Source: Reciprocal effects of homework self-concept, interest, effort, and math achievement (October 2018), Contemporary Educational Psychology

No evidence of impact for a modularisation and self-paced computer-assisted approach to college maths

One of the greatest challenges facing community colleges in the US is that most students’ maths skills are below college level. These students are often referred to developmental maths courses, however, most students never complete the course and fail to earn a college degree.

A study published in Journal of Research on Educational Effectiveness looks at whether a modularised, computer-assisted approach that allows students to move at their own pace through the developmental maths course has any impact on students’ likelihood of completing the developmental maths course, compared with more traditional teaching.

The findings of the randomised trial of 1,400 students found that although the programme was well-implemented, there was no evidence that it was any more or less effective than traditional courses at helping students complete the developmental maths course. The researchers comment that although the results are disappointing, they are important because modularisation and self-paced computer-assisted approaches are popular teaching methods.

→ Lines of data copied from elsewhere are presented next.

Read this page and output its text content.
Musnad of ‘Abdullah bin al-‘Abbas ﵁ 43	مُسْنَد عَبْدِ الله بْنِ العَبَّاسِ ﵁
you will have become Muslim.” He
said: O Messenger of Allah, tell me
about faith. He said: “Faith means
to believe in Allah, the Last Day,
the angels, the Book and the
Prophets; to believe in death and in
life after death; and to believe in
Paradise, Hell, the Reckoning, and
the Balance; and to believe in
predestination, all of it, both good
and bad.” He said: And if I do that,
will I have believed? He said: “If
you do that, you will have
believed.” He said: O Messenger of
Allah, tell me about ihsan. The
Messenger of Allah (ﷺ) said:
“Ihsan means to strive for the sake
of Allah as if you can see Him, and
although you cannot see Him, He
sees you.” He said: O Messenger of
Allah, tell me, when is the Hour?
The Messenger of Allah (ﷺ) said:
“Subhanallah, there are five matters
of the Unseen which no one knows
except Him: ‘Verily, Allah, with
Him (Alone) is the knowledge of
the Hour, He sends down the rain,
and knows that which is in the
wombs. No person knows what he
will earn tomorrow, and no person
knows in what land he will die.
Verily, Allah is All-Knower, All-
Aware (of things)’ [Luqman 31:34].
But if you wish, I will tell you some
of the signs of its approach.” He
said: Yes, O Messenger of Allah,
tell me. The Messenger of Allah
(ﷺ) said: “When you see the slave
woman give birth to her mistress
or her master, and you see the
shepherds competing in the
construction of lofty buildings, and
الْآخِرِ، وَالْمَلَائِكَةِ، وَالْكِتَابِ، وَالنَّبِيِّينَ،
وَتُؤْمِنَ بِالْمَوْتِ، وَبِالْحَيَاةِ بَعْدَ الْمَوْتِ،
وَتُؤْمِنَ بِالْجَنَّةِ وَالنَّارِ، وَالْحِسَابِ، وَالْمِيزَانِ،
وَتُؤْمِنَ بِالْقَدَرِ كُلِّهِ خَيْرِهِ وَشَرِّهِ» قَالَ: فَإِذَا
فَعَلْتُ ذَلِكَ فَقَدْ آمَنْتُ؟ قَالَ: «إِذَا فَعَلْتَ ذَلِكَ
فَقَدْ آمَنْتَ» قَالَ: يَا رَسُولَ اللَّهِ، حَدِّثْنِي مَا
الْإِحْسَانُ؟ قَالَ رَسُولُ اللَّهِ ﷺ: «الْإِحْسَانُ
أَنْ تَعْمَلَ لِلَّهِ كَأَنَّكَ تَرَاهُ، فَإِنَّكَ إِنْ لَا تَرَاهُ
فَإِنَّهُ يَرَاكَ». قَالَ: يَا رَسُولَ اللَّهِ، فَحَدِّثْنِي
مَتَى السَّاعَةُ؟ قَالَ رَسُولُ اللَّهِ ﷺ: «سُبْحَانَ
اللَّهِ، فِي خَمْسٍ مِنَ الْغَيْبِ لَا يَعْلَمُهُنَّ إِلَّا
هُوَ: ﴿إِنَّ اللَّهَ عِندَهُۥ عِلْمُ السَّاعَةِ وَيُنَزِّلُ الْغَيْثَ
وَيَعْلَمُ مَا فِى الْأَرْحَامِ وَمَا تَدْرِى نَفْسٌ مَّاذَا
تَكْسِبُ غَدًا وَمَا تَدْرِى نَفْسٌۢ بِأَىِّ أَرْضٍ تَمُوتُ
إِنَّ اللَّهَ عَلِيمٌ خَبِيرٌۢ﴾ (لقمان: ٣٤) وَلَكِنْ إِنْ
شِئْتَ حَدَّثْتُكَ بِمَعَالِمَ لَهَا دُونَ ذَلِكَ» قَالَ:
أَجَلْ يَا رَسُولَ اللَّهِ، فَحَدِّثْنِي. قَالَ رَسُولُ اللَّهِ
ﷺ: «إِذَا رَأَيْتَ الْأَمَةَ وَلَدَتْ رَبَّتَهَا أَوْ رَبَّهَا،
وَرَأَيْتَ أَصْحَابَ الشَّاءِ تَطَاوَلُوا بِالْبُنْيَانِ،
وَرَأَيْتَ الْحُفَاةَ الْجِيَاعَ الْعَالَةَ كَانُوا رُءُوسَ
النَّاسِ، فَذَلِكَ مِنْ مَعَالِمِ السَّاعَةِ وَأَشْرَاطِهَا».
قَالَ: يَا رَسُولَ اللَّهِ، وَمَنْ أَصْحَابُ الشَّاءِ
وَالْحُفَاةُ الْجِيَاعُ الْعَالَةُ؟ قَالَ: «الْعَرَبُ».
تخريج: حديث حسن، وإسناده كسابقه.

Source: A randomized controlled trial of a modularized, computer-assisted, self-paced approach to developmental math (September 2019), Journal of Research on Educational Effectiveness

Digital feedback in primary maths

The Education Endowment Foundation has published an evaluation of Digital Feedback in Primary Maths, a programme that aims to improve primary school teachers’ feedback to pupils.

The intervention uses a tablet application called Explain Everything, diagnostic assessments, and training on effective feedback. The app allows teachers to provide pupils with digitally recorded feedback on a tablet, rather than written feedback. Pupils have the opportunity to review their feedback and develop their work further. By improving teachers’ diagnostic and feedback skills when teaching maths in primary schools, the intervention aims to ultimately improve pupils’ outcomes in maths.

To estimate the impact of Digital Feedback on maths achievement, the evaluation used a randomised controlled trial involving 2,564 pupils in 108 classes across 34 English primary schools. While the intervention took place in each school, classrooms were randomly assigned to the treatment or control group, which carried on with business-as-usual teaching.

The results of the evaluation found no evidence that pupils taking part in the programme made more progress in maths, on average (effect size = -0.04), than the control group.